Через тридцать лет я вижу ваше производство, но не вижу в его формах истинно художественной простоты природы. Будем учиться у наших врагов, это лучший способ их победить. Всемирно известная «Ruskin Pottery» с ее единственной в мире глазурью никогда не украшала своих изделий изображениями цветов и растений; нет, она возлагала свои надежды исключительно на действие фарфора, красок и глазури! Господин Шлейсс, именно вы могли бы теперь завоевать мировой рынок. Вы должны следовать примеру наших бесчестных врагов в произведениях знаменитой «Ruskin Pottery», где каждая ваза стоит от 10 до 90 крон, в то время, как вы можете производить ее, в моем любимом Гмундене, втрое или вчетверо дешевле. Господин Шлейсс, не поддавайтесь, пожалуйста, соблазну людей, которые являются врагами неискаженной природы; они пользуются бедным, невинным фарфором и дивной глазурью Гмундена для своих убогих и потому сложных архитектурных созданий. Вы можете организовать мировое дело, если предоставите вазу воздействию печки и таинственному искусству природы, жару, самому цвету! И идеальной глазури Гмундена! Фарфор может действовать только своей издревле идущей формой в вазах, горшках, кружках, чашках, как их делали честные финикияне, честные индийцы, а ни как не подражанием человеку, животному и растению. Это печальное, нет – трагическое заблуждение якобы современного, всущности сбившегося с пути духа! Природа побеждает искусство, смеясь! Nomina sunt odiosa! Да здравствует природа!
БЕДНОСТЬ.
Она прошла мимо, и это было для него все.

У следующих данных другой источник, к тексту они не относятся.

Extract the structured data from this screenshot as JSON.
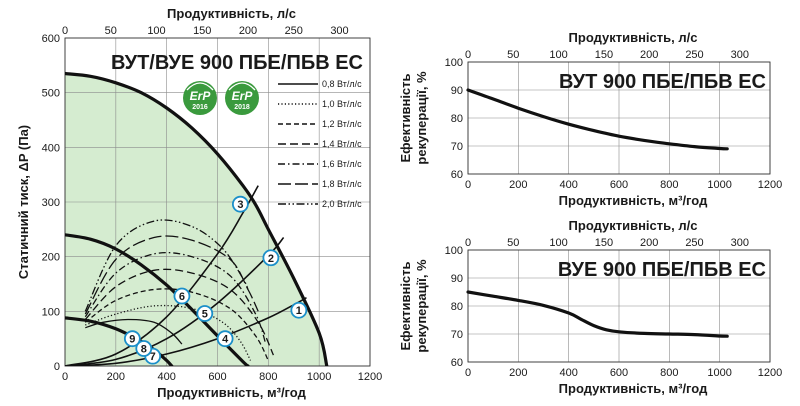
{
  "chart_data": [
    {
      "id": "pressure",
      "type": "line",
      "title": "ВУТ/ВУЕ 900 ПБЕ/ПБВ ЕС",
      "xlabel": "Продуктивність, м³/год",
      "x2label": "Продуктивність, л/с",
      "ylabel": "Статичний тиск, ΔP (Па)",
      "xlim": [
        0,
        1200
      ],
      "x2lim": [
        0,
        333.33
      ],
      "ylim": [
        0,
        600
      ],
      "xticks": [
        "0",
        "200",
        "400",
        "600",
        "800",
        "1000",
        "1200"
      ],
      "x2ticks": [
        "0",
        "50",
        "100",
        "150",
        "200",
        "250",
        "300"
      ],
      "yticks": [
        "0",
        "100",
        "200",
        "300",
        "400",
        "500",
        "600"
      ],
      "grid": true,
      "badges": [
        {
          "text": "ErP",
          "year": "2016",
          "color": "#3a9a3d"
        },
        {
          "text": "ErP",
          "year": "2018",
          "color": "#3a9a3d"
        }
      ],
      "legend": {
        "placement": "top-right",
        "entries": [
          {
            "label": "0,8 Вт/л/с",
            "dash": "solid"
          },
          {
            "label": "1,0 Вт/л/с",
            "dash": "dotted"
          },
          {
            "label": "1,2 Вт/л/с",
            "dash": "short-dash"
          },
          {
            "label": "1,4 Вт/л/с",
            "dash": "dash"
          },
          {
            "label": "1,6 Вт/л/с",
            "dash": "dash-dot"
          },
          {
            "label": "1,8 Вт/л/с",
            "dash": "long-dash"
          },
          {
            "label": "2,0 Вт/л/с",
            "dash": "dash-dot-dot"
          }
        ]
      },
      "fill_color": "#d5ecd0",
      "fan_curves": [
        {
          "name": "max",
          "x": [
            0,
            100,
            200,
            300,
            400,
            500,
            600,
            700,
            750,
            800,
            900,
            1000,
            1030
          ],
          "y": [
            535,
            530,
            518,
            500,
            472,
            435,
            388,
            330,
            295,
            250,
            160,
            60,
            0
          ]
        },
        {
          "name": "mid",
          "x": [
            0,
            100,
            200,
            300,
            400,
            500,
            600,
            700,
            720
          ],
          "y": [
            240,
            232,
            214,
            185,
            148,
            103,
            55,
            8,
            0
          ]
        },
        {
          "name": "min",
          "x": [
            0,
            100,
            200,
            300,
            350,
            400,
            420
          ],
          "y": [
            88,
            82,
            68,
            45,
            30,
            10,
            0
          ]
        }
      ],
      "system_curves": [
        {
          "name": "s1",
          "x": [
            0,
            200,
            400,
            600,
            800,
            900,
            950
          ],
          "y": [
            0,
            5,
            22,
            50,
            88,
            112,
            125
          ]
        },
        {
          "name": "s2",
          "x": [
            0,
            200,
            400,
            600,
            800,
            860
          ],
          "y": [
            0,
            12,
            50,
            115,
            202,
            235
          ]
        },
        {
          "name": "s3",
          "x": [
            0,
            200,
            400,
            600,
            700,
            760
          ],
          "y": [
            0,
            22,
            90,
            205,
            280,
            330
          ]
        }
      ],
      "efficiency_curves": [
        {
          "label": "0,8 Вт/л/с",
          "dash": "solid",
          "x": [
            80,
            150,
            250,
            350,
            420,
            460
          ],
          "y": [
            70,
            80,
            85,
            80,
            60,
            40
          ]
        },
        {
          "label": "1,0 Вт/л/с",
          "dash": "dotted",
          "x": [
            80,
            200,
            350,
            500,
            620,
            690,
            730
          ],
          "y": [
            75,
            95,
            110,
            105,
            80,
            45,
            10
          ]
        },
        {
          "label": "1,2 Вт/л/с",
          "dash": "short-dash",
          "x": [
            80,
            200,
            350,
            500,
            650,
            750,
            800
          ],
          "y": [
            80,
            120,
            140,
            135,
            105,
            55,
            10
          ]
        },
        {
          "label": "1,4 Вт/л/с",
          "dash": "dash",
          "x": [
            80,
            200,
            350,
            500,
            650,
            760,
            820
          ],
          "y": [
            85,
            145,
            175,
            170,
            140,
            80,
            20
          ]
        },
        {
          "label": "1,6 Вт/л/с",
          "dash": "dash-dot",
          "x": [
            80,
            200,
            350,
            500,
            650,
            750,
            790
          ],
          "y": [
            90,
            170,
            205,
            200,
            165,
            95,
            40
          ]
        },
        {
          "label": "1,8 Вт/л/с",
          "dash": "long-dash",
          "x": [
            80,
            200,
            350,
            500,
            650,
            720,
            760
          ],
          "y": [
            95,
            195,
            235,
            230,
            195,
            140,
            100
          ]
        },
        {
          "label": "2,0 Вт/л/с",
          "dash": "dash-dot-dot",
          "x": [
            80,
            200,
            350,
            500,
            620,
            700,
            720
          ],
          "y": [
            100,
            220,
            265,
            255,
            215,
            160,
            140
          ]
        }
      ],
      "markers": [
        {
          "label": "1",
          "x": 920,
          "y": 102
        },
        {
          "label": "2",
          "x": 810,
          "y": 198
        },
        {
          "label": "3",
          "x": 690,
          "y": 296
        },
        {
          "label": "4",
          "x": 630,
          "y": 50
        },
        {
          "label": "5",
          "x": 550,
          "y": 96
        },
        {
          "label": "6",
          "x": 460,
          "y": 128
        },
        {
          "label": "7",
          "x": 345,
          "y": 18
        },
        {
          "label": "8",
          "x": 310,
          "y": 32
        },
        {
          "label": "9",
          "x": 265,
          "y": 50
        }
      ]
    },
    {
      "id": "eff_vut",
      "type": "line",
      "title": "ВУТ 900 ПБЕ/ПБВ ЕС",
      "xlabel": "Продуктивність, м³/год",
      "x2label": "Продуктивність, л/с",
      "ylabel_line1": "Ефективність",
      "ylabel_line2": "рекуперації, %",
      "xlim": [
        0,
        1200
      ],
      "x2lim": [
        0,
        333.33
      ],
      "ylim": [
        60,
        100
      ],
      "xticks": [
        "0",
        "200",
        "400",
        "600",
        "800",
        "1000",
        "1200"
      ],
      "x2ticks": [
        "0",
        "50",
        "100",
        "150",
        "200",
        "250",
        "300"
      ],
      "yticks": [
        "60",
        "70",
        "80",
        "90",
        "100"
      ],
      "grid": true,
      "series": [
        {
          "x": [
            0,
            100,
            200,
            300,
            400,
            500,
            600,
            700,
            800,
            900,
            1000,
            1030
          ],
          "y": [
            90,
            86.8,
            83.5,
            80.5,
            77.8,
            75.5,
            73.5,
            72,
            70.8,
            69.8,
            69.1,
            69
          ]
        }
      ]
    },
    {
      "id": "eff_vue",
      "type": "line",
      "title": "ВУЕ 900 ПБЕ/ПБВ ЕС",
      "xlabel": "Продуктивність, м³/год",
      "x2label": "Продуктивність, л/с",
      "ylabel_line1": "Ефективність",
      "ylabel_line2": "рекуперації, %",
      "xlim": [
        0,
        1200
      ],
      "x2lim": [
        0,
        333.33
      ],
      "ylim": [
        60,
        100
      ],
      "xticks": [
        "0",
        "200",
        "400",
        "600",
        "800",
        "1000",
        "1200"
      ],
      "x2ticks": [
        "0",
        "50",
        "100",
        "150",
        "200",
        "250",
        "300"
      ],
      "yticks": [
        "60",
        "70",
        "80",
        "90",
        "100"
      ],
      "grid": true,
      "series": [
        {
          "x": [
            0,
            100,
            200,
            300,
            400,
            450,
            500,
            550,
            600,
            700,
            800,
            900,
            1000,
            1030
          ],
          "y": [
            85,
            83.5,
            82,
            80.2,
            77.5,
            75.2,
            73,
            71.5,
            70.8,
            70.2,
            70,
            69.8,
            69.3,
            69.2
          ]
        }
      ]
    }
  ]
}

Он даже не коснулся ее белой одежды.
С тех пор он мечтал, томился и страдал. И был в экстазе.
Потому что наши нервы живут, слава богу, тем, что ощущают,
а не тем, что дает или не дает другой человек.
В иной, более грубой области происходит обмен, естественный обмен: do ut des!
Но душа живет сама по себе,
она принимает независимо от всего весну и осень,
нежного ребенка и прекрасную женщину,
береговой камыш вдоль озера, коричневое томление пруда, оленя, утренние крики, вечерний мир и тишину. И все принимает таким, как оно есть!
Тот, кто сам не испытывает, считает это «патологией»...
Оставьте им по крайней мере это слово, исцеляющее их скрытые раны!